I took the gun, even though I didn’t want to, even though it scared me, and the weight of it was amazing. Her words didn’t hurt me, like I thought that might, didn’t scare me. They made me angry. When had I been a child? The towns we passed through, the cities we sometimes saw, were full of boys my age, going to school, riding bikes, playing at war in their fenced in backyards with their cute purebred puppies and their sweet, smiling mothers.

I had a dog, a shaggy haired mutt with half of his left ear gone and the fur around his mouth permanently stained a rusty brown. He didn’t have a name, and knew only one trick; kill. I had a mother, but she rarely smiled and was never sweet. I’d never ridden a bike, but I could disassemble, clean, reassemble and load a . I’d never gone to school, but I’d had plenty of teachers. Not science but tactics, not math but survival.

I said nothing. There was nothing to say. I took the gun, and she stared at me, waiting for something that I couldn’t even begin to understand. Then she stood and disappeared out the tent flap, and I was alone. I realized then, laying there with the cold seeping through my sleeping bag, the pistol laying on my chest, that I’d always been that way.

Six weeks later, my mother killed herself. It didn’t hurt at all.

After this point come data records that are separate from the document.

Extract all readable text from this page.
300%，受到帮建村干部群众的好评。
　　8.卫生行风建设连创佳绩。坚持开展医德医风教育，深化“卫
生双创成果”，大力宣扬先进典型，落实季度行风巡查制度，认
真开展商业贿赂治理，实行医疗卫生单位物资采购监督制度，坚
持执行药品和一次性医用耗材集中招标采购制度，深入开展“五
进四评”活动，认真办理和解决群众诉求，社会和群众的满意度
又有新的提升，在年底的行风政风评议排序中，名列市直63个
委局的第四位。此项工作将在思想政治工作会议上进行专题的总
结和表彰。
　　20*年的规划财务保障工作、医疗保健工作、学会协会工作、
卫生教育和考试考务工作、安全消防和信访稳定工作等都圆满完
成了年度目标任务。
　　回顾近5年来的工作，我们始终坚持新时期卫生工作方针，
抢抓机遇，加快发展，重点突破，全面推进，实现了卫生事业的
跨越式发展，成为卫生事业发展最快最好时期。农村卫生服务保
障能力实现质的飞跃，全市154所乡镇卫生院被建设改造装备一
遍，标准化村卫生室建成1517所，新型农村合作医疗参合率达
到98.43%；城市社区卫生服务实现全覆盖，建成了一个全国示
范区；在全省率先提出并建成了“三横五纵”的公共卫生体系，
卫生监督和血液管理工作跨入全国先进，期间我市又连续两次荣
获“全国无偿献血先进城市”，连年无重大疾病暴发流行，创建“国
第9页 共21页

... so? What do you think? Like I said, dark, yes? *shrugs* There a vague idea of a plot going on in my head, but this little scene was seriously clawing away up there.
 
don't like it

After the first paragraph I got bored and skimmed through the rest of the text;


- a scene between a mother and son ( who apparently don't think much of each other or themselves ) and a man whose no longer there doesn't interest me;


You open the story with something that seems more like it belongs somewhere in the middle. But hey; that's my two cents.
 
I was intrigued by the first paragraph and read your post to the end. It seems very well written to me and I like the introspection, wondering where such a story might end up. Dark, yes, but that didn't bother me; I don't mind hard-boiled. The characters had definite personality, which you were able to describe clearly and economically. So it sounds like accomplished writing to me. I would say: keep on!
Typos: "solider" for "soldier"
"laying" for "lying" (I think)
 
Two Thumbs Up

at0k,
Your segment is brilliant. I was moved, appalled, and totally drawn into the story. You've managed to paint an evocative portrait of this mother and child, like no other mother and child I have read about. The clues are well done.
Yes, it's dark, but not overly so to my eye.

Keep Writing! I'll be looking for more of this story. :star5:
 
I'm not sure why it did that... there was a whole half a sentence there... and it was there when I skimmed through it before I posted... :confused:
 
This is a good start. You bring the reader right into the scene, and leave enough mystery about the father to make the reader wonder. You didn't ask for detailed critique, and I realize this is first draft, but it needs some polishing.

The main thing is, you started writing it and as the proverb goes, the longest journey begins with the first pratfall.

Take care,

JohnB
 
I think this has a lot of potential. It kind of has a futuristic feel to it that made me think of the movie Equilibrium and the book 1984. It's almost as if it has a crumbling society effect; with the children soldiers and murdering of them. I found it pretty interesting and would like to see how this story developes.